Review: Claudette Colvin: Twice Toward Justice - Philip Hoose


Claudette Colvin: Twice Toward Justice

by Philip Hoose

Ages 10 and up

133 pages

Melanie Kroupa Books, January 2009

This is my first Nonfiction Monday post in a long while, and my first time participating in the actual event.  You can find today's roundup at Playing By The Book.

Many young readers easily sort themselves into two categories: those who prefer fiction and those who prefer nonfiction.  I can really only say I've met a handful who bridge these categories without any effort.  If I'm trying to get a fiction reader to try some nonfiction, or vice versa, I often go the biography route.  Even non-narrative biographies can be compelling reading.

As a young reader, I definitely fit into the former category, though I did love me some joke books and folklore ephemera.  Even now, I have a hard time picking up a nonfiction picture book when I could choose a fiction one.  Claudette Colvin: Twice Toward Justice sat on my shelf for mmmrrph weeks before I finally looked at my calendar, sighed, and scheduled it for review this week.

Can I just say?  Compelling doesn't begin to cut it. Really.  As in, I'm putting all Hoose's books on my to-read pile NOW.

For those of you who, like me, have been lured away from the nonfiction side of the library by your When You Reach Mes and Homer P. Figgs, this book is an account of a little-known hero of the civil rights struggle.  Claudette Colvin was a teenager who was arrested in Montgomery, Alabama, for not relinquishing her seat on the bus -- eight months before Rosa Parks.  Colvin played a pivotal role in the little-known case of Browder v. Gayle, in which she and four other African-Americans successfully sued the city of Montgomery, claiming bus segregation laws were unconstitutional.

Colvin has largely been quiet about her role in the civil rights movement until recently; although she does appear in books, there are no other sources for young readers which quote her directly or provide this level of detail into her involvement.  Young people who read about the history of civil rights for African-Americans may never have known that a teenager could, and did, do so much for the movement.  Reading this book may very well provide a huge breakthrough for students who may be interested in participating on a personal level in social justice.

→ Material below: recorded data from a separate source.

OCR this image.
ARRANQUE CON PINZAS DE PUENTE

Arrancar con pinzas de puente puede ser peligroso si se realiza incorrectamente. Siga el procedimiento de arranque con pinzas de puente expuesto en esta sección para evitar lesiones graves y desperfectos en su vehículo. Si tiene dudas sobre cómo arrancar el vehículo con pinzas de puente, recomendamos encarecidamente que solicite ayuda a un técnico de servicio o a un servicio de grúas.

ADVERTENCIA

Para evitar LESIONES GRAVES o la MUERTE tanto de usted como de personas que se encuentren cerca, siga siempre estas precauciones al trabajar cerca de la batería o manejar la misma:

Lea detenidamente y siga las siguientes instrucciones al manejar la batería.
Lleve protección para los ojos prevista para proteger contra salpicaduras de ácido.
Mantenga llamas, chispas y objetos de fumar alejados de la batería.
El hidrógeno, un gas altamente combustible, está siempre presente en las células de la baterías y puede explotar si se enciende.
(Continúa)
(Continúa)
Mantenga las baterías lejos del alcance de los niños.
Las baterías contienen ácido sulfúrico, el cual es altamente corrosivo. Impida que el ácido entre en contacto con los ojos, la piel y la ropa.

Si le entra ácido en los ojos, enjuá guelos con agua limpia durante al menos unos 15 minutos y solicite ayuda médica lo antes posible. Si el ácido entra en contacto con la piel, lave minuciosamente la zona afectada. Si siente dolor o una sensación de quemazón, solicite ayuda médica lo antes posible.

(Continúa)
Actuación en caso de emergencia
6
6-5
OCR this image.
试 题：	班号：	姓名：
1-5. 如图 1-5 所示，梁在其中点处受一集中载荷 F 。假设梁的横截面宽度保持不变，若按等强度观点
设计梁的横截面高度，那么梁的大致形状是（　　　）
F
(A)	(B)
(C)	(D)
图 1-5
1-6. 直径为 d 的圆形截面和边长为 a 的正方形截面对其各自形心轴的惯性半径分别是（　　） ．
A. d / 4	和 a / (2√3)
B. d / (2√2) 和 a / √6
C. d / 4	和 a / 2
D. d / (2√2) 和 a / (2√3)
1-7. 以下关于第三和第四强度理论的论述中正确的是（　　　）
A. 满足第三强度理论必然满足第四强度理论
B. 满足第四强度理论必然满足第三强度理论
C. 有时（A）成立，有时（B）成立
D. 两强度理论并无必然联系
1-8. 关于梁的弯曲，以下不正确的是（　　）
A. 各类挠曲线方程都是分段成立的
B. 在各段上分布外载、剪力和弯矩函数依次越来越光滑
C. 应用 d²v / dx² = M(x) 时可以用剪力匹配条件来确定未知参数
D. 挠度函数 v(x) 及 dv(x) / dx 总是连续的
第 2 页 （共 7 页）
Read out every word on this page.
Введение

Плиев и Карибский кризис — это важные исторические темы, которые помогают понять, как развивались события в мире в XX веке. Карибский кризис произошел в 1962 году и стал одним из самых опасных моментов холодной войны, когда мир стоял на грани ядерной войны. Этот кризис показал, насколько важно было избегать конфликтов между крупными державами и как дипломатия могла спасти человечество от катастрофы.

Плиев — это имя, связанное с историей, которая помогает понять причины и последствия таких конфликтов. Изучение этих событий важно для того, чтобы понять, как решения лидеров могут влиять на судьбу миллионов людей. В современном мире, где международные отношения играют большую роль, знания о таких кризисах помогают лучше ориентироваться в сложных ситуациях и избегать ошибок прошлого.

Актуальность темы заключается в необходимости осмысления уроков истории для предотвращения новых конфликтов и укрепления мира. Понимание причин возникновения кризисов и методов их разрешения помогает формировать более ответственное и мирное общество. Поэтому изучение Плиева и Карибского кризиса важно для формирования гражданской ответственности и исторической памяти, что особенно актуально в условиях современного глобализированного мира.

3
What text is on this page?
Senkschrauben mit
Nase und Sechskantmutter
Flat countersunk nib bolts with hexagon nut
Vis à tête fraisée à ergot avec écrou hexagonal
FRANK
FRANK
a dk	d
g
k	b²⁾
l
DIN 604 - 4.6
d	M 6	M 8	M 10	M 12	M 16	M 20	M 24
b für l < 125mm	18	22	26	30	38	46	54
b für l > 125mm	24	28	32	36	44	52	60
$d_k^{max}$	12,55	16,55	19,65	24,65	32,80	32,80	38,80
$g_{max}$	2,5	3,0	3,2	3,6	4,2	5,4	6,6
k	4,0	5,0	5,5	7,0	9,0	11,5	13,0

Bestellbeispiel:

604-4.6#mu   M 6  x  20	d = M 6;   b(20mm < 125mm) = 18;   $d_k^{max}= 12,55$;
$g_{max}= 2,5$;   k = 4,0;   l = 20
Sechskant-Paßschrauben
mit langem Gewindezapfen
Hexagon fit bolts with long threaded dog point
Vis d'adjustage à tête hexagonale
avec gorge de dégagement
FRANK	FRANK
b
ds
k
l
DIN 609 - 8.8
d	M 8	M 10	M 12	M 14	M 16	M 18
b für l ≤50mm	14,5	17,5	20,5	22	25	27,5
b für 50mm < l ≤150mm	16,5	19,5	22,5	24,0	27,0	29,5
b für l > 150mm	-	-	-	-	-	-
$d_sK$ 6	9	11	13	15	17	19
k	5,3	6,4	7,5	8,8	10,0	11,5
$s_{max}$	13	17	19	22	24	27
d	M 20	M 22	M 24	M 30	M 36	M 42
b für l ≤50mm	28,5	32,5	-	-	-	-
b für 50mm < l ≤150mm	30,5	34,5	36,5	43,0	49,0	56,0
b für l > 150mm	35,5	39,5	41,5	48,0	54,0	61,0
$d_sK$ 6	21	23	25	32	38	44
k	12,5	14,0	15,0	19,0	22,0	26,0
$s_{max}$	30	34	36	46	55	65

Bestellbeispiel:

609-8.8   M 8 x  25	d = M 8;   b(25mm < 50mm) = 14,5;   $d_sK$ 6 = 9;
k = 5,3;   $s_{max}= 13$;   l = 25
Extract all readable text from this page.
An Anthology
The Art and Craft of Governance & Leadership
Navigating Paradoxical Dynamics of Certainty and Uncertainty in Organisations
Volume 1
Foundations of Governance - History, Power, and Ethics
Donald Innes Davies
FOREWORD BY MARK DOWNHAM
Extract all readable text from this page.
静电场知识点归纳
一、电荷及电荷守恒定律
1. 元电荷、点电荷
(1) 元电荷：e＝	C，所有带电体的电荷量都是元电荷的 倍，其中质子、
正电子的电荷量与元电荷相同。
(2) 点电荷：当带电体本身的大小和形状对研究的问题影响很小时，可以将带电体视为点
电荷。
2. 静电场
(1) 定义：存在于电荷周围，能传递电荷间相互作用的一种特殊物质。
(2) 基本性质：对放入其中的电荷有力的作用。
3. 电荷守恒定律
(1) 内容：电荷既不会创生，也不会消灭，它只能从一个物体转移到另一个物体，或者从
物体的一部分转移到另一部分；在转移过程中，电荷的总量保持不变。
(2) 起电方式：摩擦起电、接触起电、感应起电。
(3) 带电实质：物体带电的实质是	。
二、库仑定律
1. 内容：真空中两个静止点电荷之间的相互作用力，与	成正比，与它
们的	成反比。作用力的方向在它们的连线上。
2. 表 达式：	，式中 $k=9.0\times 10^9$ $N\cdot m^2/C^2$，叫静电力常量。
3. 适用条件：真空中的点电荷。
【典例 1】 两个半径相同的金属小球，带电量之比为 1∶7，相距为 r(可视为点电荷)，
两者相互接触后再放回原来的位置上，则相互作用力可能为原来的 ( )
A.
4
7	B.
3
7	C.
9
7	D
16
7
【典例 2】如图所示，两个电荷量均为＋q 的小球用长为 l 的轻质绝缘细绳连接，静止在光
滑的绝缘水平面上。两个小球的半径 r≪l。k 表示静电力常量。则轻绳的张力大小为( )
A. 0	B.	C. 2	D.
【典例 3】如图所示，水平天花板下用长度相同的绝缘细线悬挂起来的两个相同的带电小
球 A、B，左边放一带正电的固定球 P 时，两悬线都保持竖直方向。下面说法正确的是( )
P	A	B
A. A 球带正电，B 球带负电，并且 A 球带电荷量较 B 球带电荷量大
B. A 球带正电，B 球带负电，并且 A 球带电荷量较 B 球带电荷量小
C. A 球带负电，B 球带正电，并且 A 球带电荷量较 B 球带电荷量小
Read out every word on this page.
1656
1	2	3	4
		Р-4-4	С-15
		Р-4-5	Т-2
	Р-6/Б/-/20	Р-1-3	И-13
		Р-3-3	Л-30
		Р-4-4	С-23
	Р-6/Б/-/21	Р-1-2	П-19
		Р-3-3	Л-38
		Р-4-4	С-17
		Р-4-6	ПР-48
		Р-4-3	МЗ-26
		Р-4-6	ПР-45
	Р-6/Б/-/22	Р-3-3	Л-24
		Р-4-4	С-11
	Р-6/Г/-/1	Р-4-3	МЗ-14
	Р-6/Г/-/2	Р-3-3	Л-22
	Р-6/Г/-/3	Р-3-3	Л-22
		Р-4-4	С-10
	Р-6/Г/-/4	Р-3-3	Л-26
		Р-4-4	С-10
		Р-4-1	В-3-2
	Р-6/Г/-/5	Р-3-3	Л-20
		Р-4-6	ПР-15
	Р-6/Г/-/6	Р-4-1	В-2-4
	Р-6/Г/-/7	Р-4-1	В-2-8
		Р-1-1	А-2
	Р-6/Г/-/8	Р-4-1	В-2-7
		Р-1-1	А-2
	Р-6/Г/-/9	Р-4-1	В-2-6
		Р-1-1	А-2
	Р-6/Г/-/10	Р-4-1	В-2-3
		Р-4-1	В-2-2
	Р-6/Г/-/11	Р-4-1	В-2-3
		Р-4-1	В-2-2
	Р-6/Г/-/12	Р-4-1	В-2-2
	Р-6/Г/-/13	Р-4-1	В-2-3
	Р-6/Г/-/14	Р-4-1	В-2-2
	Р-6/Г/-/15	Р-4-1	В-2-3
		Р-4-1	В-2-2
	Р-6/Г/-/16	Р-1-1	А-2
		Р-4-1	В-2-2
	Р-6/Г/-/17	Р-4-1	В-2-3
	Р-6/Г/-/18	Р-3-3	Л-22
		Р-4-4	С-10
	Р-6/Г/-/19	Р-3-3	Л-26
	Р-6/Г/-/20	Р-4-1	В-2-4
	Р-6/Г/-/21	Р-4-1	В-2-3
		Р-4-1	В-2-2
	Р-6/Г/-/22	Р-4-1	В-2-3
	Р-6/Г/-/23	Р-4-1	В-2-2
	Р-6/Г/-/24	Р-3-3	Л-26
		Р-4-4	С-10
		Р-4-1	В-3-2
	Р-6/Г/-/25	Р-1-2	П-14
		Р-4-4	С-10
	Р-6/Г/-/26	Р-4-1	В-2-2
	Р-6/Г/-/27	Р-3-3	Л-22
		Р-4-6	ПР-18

Hoose has compiled a winning collection of artifacts, quotes and historical data and interspersed it seamlessly with Colvin's own account of her experiences in the Montgomery bus boycott and court proceedings.  I wish student textbooks were written this way.  I mean, really, can't we just toss our dead white guy books in favor of a collection of award-winning, compelling nonfiction like this??

My only struggle here is knowing to whom I can recommend this book.  I think many of my fifth graders could and would enjoy it, with some guidance through some of the bits on teen pregnancy, but I doubt they'll pick it up without a lot of prodding.  All my teachers, of course, but who has time to read nonfiction?  I showed it to my principal today with a 20 cent review and she said, "Hmmm, looks kind of long."  Yeah.  True.  But really, those 133 pages (yes, I even read the notes at the end) just flew by.  I'm hoping my booktalks and reading aloud bits will lure in those students for whom nonfiction is an unexplored territory.  Maybe I'll even make some converts.  After all, you got me, Philip Hoose.

A Newbery Honor book, a finalist for the YALSA Award for Nonfiction for Young Adults, a Sibert Honor book and winner of the National Book Award.